His core point is that software engineering at Google is necessarily a team-based activity, which (a) means the social skills the manifesto author attributes to women are actually highly valuable and (b) the manifesto author now no longer has any prospects for being able to be part of a team at Google because he has asserted that many colleagues are inferior (and many others will be unhappy they’d even have to argue the point with him).  Given that any of these skills is likely present in a normal distribution across the population and that Google selectively hires from the high end for both men and women, even if his pseudoscience was correct, you’d still have to fire him to maintain good relationships with the women you’ve already hired from the very high end of the skill distribution.

It’s kind of amazing how bad so many people are at basic logic once a topic touches their implicit bias.  Also depressing, too.

Anti-diversity “science”

Somebody at Google wrote a memo/manifesto arguing against diversity (mainly gender), caused something of a ruckus and got himself fired.  The author was clearly either trying to get terminated (as a martyr) or simply not very bright.  A particularly articulate explanation of why it is necessary to fire somebody who did what he did is here (TL;DR the memo author doesn’t seem to understand very important things about engineering or being part of a company that has engineering teams):

https://medium.com/@yonatanzunger/so-about-this-googlers-manifesto-1e3773ed1788

 

There are a number of interesting things about the whole episode, but one that we’ve had pop up in the lab recently in discussion is when it is possible for science to be ‘dangerous.’  The memo provides a convenient example since an early section attempts to wrap assumptions of biologically-driven gender differences in a thin veneer of science.  It’s a particularly poorly done argument, which I think makes it easier to see the overall inference flaws.

The argument is something like:

Men and women differ on X due to innate, biological and immutable differences (feel free to throw “evolutionary” in there as well if you’d like).  Men and women also differ on Y, which therefore must also be due to innate and immutable biological causes.

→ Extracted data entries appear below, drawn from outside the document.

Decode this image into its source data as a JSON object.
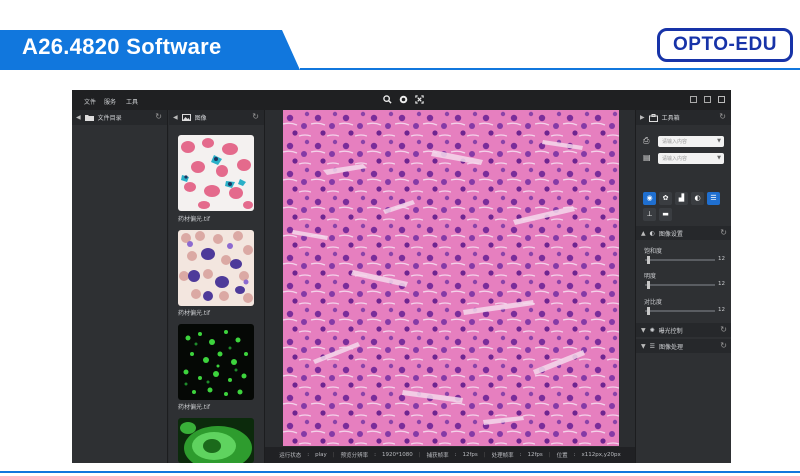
{
  "slide": {
    "title": "A26.4820 Software",
    "logo": "OPTO-EDU",
    "accent_color": "#1177dd",
    "logo_color": "#1733a8"
  },
  "app": {
    "menu": [
      "文件",
      "服务",
      "工具"
    ],
    "toolbar_icons": [
      "search-icon",
      "target-icon",
      "fit-icon"
    ],
    "window_controls": [
      "fullscreen-icon",
      "restore-icon",
      "close-icon"
    ]
  },
  "file_panel": {
    "title": "文件目录"
  },
  "image_panel": {
    "title": "图像",
    "thumbnails": [
      {
        "label": "药材偏光.tif",
        "kind": "blood-smear-pink"
      },
      {
        "label": "药材偏光.tif",
        "kind": "blood-smear-purple"
      },
      {
        "label": "药材偏光.tif",
        "kind": "fluorescence-green-dots"
      },
      {
        "label": "",
        "kind": "fluorescence-green-cells"
      }
    ]
  },
  "viewer": {
    "image_kind": "liver-tissue-he-stain"
  },
  "status": {
    "run_state_label": "运行状态",
    "run_state": "play",
    "preview_res_label": "预览分辨率",
    "preview_res": "1920*1080",
    "capture_fps_label": "捕获帧率",
    "capture_fps": "12fps",
    "process_fps_label": "处理帧率",
    "process_fps": "12fps",
    "position_label": "位置",
    "position": "x112px,y20px"
  },
  "toolbox": {
    "title": "工具箱",
    "input1_placeholder": "请输入内容",
    "input2_placeholder": "请输入内容",
    "image_settings": {
      "title": "图像设置",
      "saturation_label": "饱和度",
      "saturation": 12,
      "brightness_label": "明度",
      "brightness": 12,
      "contrast_label": "对比度",
      "contrast": 12
    },
    "exposure_title": "曝光控制",
    "processing_title": "图像处理"
  }
}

That there exists some value of X that make the first statement true (e.g., the number of X chromosomes) is not really worth arguing about. It should be obvious that you can’t assert the second statement regardless.  I usually frame it as a reminder to consider the alternate hypothesis, which we can state here as “Men and women differ on Z, which is due to cultural and environmental differences.”  Cross-cultural studies of gender differences make it unambiguously clear that there are values of Z that make this third statement true as well.

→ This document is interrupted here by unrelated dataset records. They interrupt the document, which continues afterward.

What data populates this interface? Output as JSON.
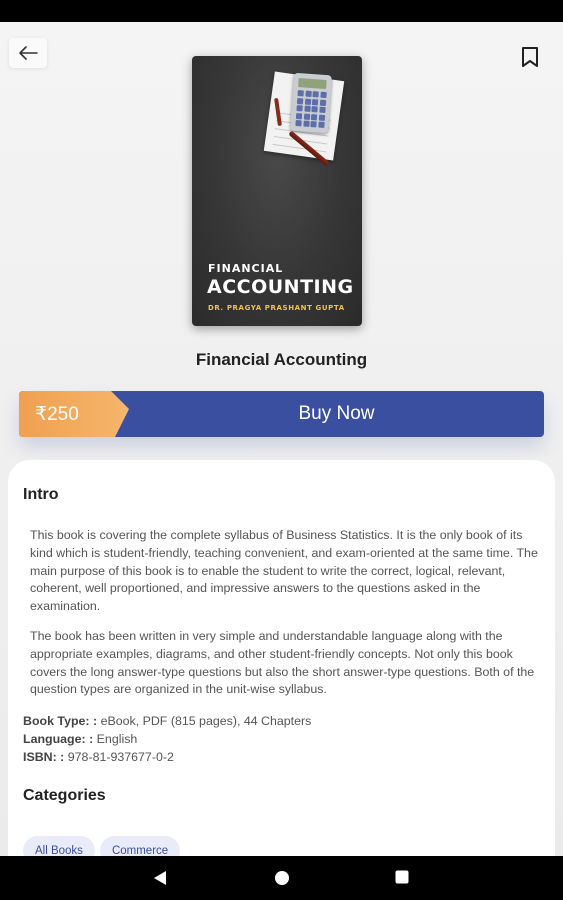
{
  "header": {
    "back_icon": "arrow-left-icon",
    "bookmark_icon": "bookmark-icon"
  },
  "cover": {
    "title_small": "FINANCIAL",
    "title_big": "ACCOUNTING",
    "author": "DR. PRAGYA PRASHANT GUPTA"
  },
  "book": {
    "title": "Financial Accounting"
  },
  "purchase": {
    "price": "₹250",
    "buy_label": "Buy Now",
    "accent_color": "#3a4fa0",
    "price_color": "#f6b66c"
  },
  "intro": {
    "heading": "Intro",
    "paragraph1": "This book is covering the complete syllabus of Business Statistics. It is the only book of its kind which is student-friendly, teaching convenient, and exam-oriented at the same time. The main purpose of this book is to enable the student to write the correct, logical, relevant, coherent, well proportioned, and impressive answers to the questions asked in the examination.",
    "paragraph2": "The book has been written in very simple and understandable language along with the appropriate examples, diagrams, and other student-friendly concepts. Not only this book covers the long answer-type questions but also the short answer-type questions. Both of the question types are organized in the unit-wise syllabus."
  },
  "details": {
    "book_type_label": "Book Type: :",
    "book_type_value": "eBook, PDF (815 pages), 44 Chapters",
    "language_label": "Language: :",
    "language_value": "English",
    "isbn_label": "ISBN: :",
    "isbn_value": "978-81-937677-0-2"
  },
  "categories": {
    "heading": "Categories",
    "items": [
      {
        "label": "All Books"
      },
      {
        "label": "Commerce"
      }
    ]
  },
  "system_nav": {
    "back_icon": "nav-back-triangle-icon",
    "home_icon": "nav-home-circle-icon",
    "recents_icon": "nav-recents-square-icon"
  }
}
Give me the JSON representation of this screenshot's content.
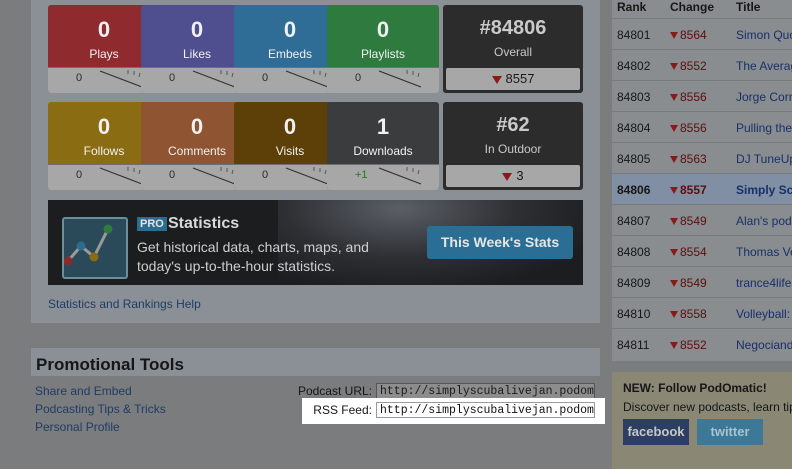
{
  "stats_tiles": [
    {
      "key": "plays",
      "value": "0",
      "label": "Plays",
      "gauge": "0",
      "color": "#8f2b2e"
    },
    {
      "key": "likes",
      "value": "0",
      "label": "Likes",
      "gauge": "0",
      "color": "#4f4e8f"
    },
    {
      "key": "embeds",
      "value": "0",
      "label": "Embeds",
      "gauge": "0",
      "color": "#2f6c96"
    },
    {
      "key": "playlists",
      "value": "0",
      "label": "Playlists",
      "gauge": "0",
      "color": "#2e7a3f"
    },
    {
      "key": "follows",
      "value": "0",
      "label": "Follows",
      "gauge": "0",
      "color": "#8a6c12"
    },
    {
      "key": "comments",
      "value": "0",
      "label": "Comments",
      "gauge": "0",
      "color": "#8f5431"
    },
    {
      "key": "visits",
      "value": "0",
      "label": "Visits",
      "gauge": "0",
      "color": "#5c4008"
    },
    {
      "key": "downloads",
      "value": "1",
      "label": "Downloads",
      "gauge": "+1",
      "color": "#3a3c3e"
    }
  ],
  "rank_overall": {
    "value": "#84806",
    "label": "Overall",
    "change": "8557"
  },
  "rank_category": {
    "value": "#62",
    "label": "In Outdoor",
    "change": "3"
  },
  "banner": {
    "badge": "PRO",
    "title": "Statistics",
    "description": "Get historical data, charts, maps, and today's up-to-the-hour statistics.",
    "button": "This Week's Stats"
  },
  "help_link": "Statistics and Rankings Help",
  "promo": {
    "heading": "Promotional Tools",
    "links": [
      "Share and Embed",
      "Podcasting Tips & Tricks",
      "Personal Profile"
    ],
    "podcast_url_label": "Podcast URL:",
    "podcast_url_value": "http://simplyscubalivejan.podomatic.com",
    "rss_label": "RSS Feed:",
    "rss_value": "http://simplyscubalivejan.podomatic.com"
  },
  "rank_table": {
    "headers": [
      "Rank",
      "Change",
      "Title"
    ],
    "rows": [
      {
        "rank": "84801",
        "change": "8564",
        "title": "Simon Quo"
      },
      {
        "rank": "84802",
        "change": "8552",
        "title": "The Averag"
      },
      {
        "rank": "84803",
        "change": "8556",
        "title": "Jorge Corr"
      },
      {
        "rank": "84804",
        "change": "8556",
        "title": "Pulling the"
      },
      {
        "rank": "84805",
        "change": "8563",
        "title": "DJ TuneUp"
      },
      {
        "rank": "84806",
        "change": "8557",
        "title": "Simply Sc",
        "current": true
      },
      {
        "rank": "84807",
        "change": "8549",
        "title": "Alan's pod"
      },
      {
        "rank": "84808",
        "change": "8554",
        "title": "Thomas Ve"
      },
      {
        "rank": "84809",
        "change": "8549",
        "title": "trance4life"
      },
      {
        "rank": "84810",
        "change": "8558",
        "title": "Volleyball:"
      },
      {
        "rank": "84811",
        "change": "8552",
        "title": "Negociand"
      }
    ]
  },
  "follow": {
    "title": "NEW: Follow PodOmatic!",
    "description": "Discover new podcasts, learn tip",
    "facebook": "facebook",
    "twitter": "twitter"
  }
}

So what do we do about the middle statements, for values of Y for which we do not know if they are based mainly on nature or nurture?  Well, for one thing, we don’t make policy statements based on them.

For another, though, we’d like to do science that tackles difficult and thorny issues like nature vs nurture, individual differences, stability of personality measures, effects of education, culture and environment.  But how do we do science, which is often messy and even unstable on the cutting edge, when there are ideologically minded individuals waiting to seize on preliminary findings to drive a political agenda?

I don’t actually know. And that bothers me a fair amount.

If you doubt the danger inherent here, consider that you can make a pretty good case that the current president of the US is largely in place due to exactly this kind of bad, dangerous science.  The alt-right, which probably moved the needle enough to swing the very close election, is a big fan of genetic theories of IQ, especially ones that support the assumption that the privileged deserve all their advantages.  So they are highly invested in the discredited book The Bell Curve and the type of argument that got Larry Summer’s fired from Harvard (the ‘fat tails’ hypothesis of gender differences).  These ideas are generally focused through the lens of Ayn Rand’s Objectivism which asserts the moral necessity of rule of the privileged over the masses — which is, fwiw, pretty well reflected in the googler’s memo as well.